Un hombre se encuentra casualmente con su perro.
-¿Qué buscas?
-La paz, amigo. Tengo que lograr hacerme con la paz para llegar con ella al cabo del camino.
-¡Ah! ¿Y cómo es eso?-, le responde el perro. Me he dado cuenta que los humanos siempre estáis buscando las cosas fuera de vosotros mismos. Con lo fácil que es buscarlas adentro de uno mismo. Algunas veces, he de reconocer que encontrándome en situaciones inesperadas he tirado por el mismo sendero que tú ahora y me he ido por el mundo a buscarme las piezas que no conseguía encontrar. “El mundo no me escucha ni me entiende”, me decía cuando cundía el desaliento. Hasta que un buen día me encontré con un árbol y nos hicimos amigos. “Hay que penetrar las apariencias para buscar el sentido profundo de las cosas”, decía mi amigo árbol. Por ejemplo, a simple vista, parece que el árbol crece hacia arriba. Pero simplificadamente, y si lo observamos alto muy alto, desde el espacio es como una hache mayúscula tumbada. Una Hache con uno de los palos paralelos oculto en la tierra para hacer de raíz. El tronco, fiel a la recta, es el palo de enmedio de la Hache.
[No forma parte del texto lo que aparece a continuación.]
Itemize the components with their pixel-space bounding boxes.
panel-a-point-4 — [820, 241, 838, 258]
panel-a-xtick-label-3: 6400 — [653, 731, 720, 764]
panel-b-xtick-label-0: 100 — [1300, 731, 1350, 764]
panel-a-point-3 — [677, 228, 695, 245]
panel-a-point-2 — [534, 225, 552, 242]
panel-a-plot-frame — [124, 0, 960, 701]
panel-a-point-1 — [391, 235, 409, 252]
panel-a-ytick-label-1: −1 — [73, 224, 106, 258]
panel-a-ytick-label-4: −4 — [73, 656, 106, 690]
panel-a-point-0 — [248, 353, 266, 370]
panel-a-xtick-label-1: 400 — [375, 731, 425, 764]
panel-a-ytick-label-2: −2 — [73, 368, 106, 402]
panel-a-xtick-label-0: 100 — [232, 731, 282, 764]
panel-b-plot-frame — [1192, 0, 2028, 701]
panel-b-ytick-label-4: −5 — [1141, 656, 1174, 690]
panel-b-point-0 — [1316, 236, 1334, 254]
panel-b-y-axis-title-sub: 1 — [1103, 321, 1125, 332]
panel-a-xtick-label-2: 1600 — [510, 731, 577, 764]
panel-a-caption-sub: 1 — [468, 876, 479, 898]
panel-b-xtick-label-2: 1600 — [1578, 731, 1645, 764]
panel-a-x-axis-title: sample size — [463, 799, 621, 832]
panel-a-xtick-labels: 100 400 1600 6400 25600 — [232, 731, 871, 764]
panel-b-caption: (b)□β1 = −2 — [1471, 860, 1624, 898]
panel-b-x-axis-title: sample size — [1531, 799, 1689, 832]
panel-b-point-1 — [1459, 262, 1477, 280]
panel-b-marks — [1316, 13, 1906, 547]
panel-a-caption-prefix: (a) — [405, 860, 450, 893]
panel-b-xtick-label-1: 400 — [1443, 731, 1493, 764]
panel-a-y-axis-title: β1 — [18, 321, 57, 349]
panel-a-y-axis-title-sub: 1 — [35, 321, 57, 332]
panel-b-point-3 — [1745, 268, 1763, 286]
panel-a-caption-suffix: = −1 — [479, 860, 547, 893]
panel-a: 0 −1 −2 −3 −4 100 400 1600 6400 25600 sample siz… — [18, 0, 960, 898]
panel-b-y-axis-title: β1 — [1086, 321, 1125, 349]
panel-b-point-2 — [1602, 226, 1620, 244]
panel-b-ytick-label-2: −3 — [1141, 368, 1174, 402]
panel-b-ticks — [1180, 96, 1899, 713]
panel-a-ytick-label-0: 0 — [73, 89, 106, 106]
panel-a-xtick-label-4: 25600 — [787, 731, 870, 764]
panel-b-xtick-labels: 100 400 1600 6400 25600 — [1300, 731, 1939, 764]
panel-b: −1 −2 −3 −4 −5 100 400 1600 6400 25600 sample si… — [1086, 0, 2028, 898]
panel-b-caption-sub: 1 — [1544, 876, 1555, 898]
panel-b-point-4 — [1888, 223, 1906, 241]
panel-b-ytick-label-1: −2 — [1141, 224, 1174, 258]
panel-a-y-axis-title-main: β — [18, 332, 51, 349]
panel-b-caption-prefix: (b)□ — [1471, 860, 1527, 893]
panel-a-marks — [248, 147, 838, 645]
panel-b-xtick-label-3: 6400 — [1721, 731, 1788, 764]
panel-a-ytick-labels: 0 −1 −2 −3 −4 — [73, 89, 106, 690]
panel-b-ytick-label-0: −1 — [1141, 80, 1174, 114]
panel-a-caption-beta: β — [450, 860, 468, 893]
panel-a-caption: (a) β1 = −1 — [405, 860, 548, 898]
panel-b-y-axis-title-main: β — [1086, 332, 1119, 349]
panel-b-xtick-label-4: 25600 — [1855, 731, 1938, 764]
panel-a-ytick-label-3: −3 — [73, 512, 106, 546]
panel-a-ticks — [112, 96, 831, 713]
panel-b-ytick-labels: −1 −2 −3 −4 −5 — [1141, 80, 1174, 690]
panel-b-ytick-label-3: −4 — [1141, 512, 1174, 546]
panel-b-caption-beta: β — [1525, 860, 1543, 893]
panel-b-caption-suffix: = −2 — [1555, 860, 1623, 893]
Una Hache con copa y raíces a veces cónicas, a veces esféricas -me dijo-, los árboles, de dentro a afuera, estamos en continuo crecimiento para dar todo de sí en este mundo. Nos movemos, sí, pero en la reducida área de implantación que es nuestro ámbito. Nuestro camino está dentro de nosotros. Ya sé que por ejemplo, muchos de vosotros contáis los años que os van pasando. Nosotros, en lugar de años contamos anillos. Llevamos nuestros anillos marcados por dentro, así que para vivirnos los tomamos de referente y siempre nos miramos hacia adentro. No hace falta movernos del sitio donde hemos nacido y donde hemos enraizado para realizar nuestro propósito de vida”. Así que no siempre es preciso moverse demasiado para estar en paz con uno mismo, prosigue el perro. Una sencilla planta, un árbol es el ejemplo vivo de que no hace falta ir desesperadamente de aquí para allá para estar en paz con uno mismo. Y cuando uno está en paz consigo mismo, la forma de ver las cosas cambia un montón. Es como pasar de tener un problema muy gordo a tener un tesoro que no se acaba nunca. Un tesoro que por mucho que lo compartas con los demás, no se agota nunca y siempre hay más.
El humano se detiene a pensar lo que le acaba de decir el perro. Ha llegado la hora de riego programado en el Paseo de los Jardines y los aspersores se han puesto a disparar un agua tan fina como una niebla. El perro, debido a su natural baja tolerancia a lo que él llama “tubos de repartir pipí para las plantas” ha empezado a dar saltitos, alejándose cada vez más. “Gracias”, grita el humano a todo gritar. El perro ya está a unas cuantas manzanas de distancia, pero igual le oye. No con el sentido del oído, pero le oye con el sentido de los sentimientos que como es profundamente telepático, estira toda la distancia que se quiera. “De nada”, ladra el perro para sí. Y le envía un abrazo y un beso.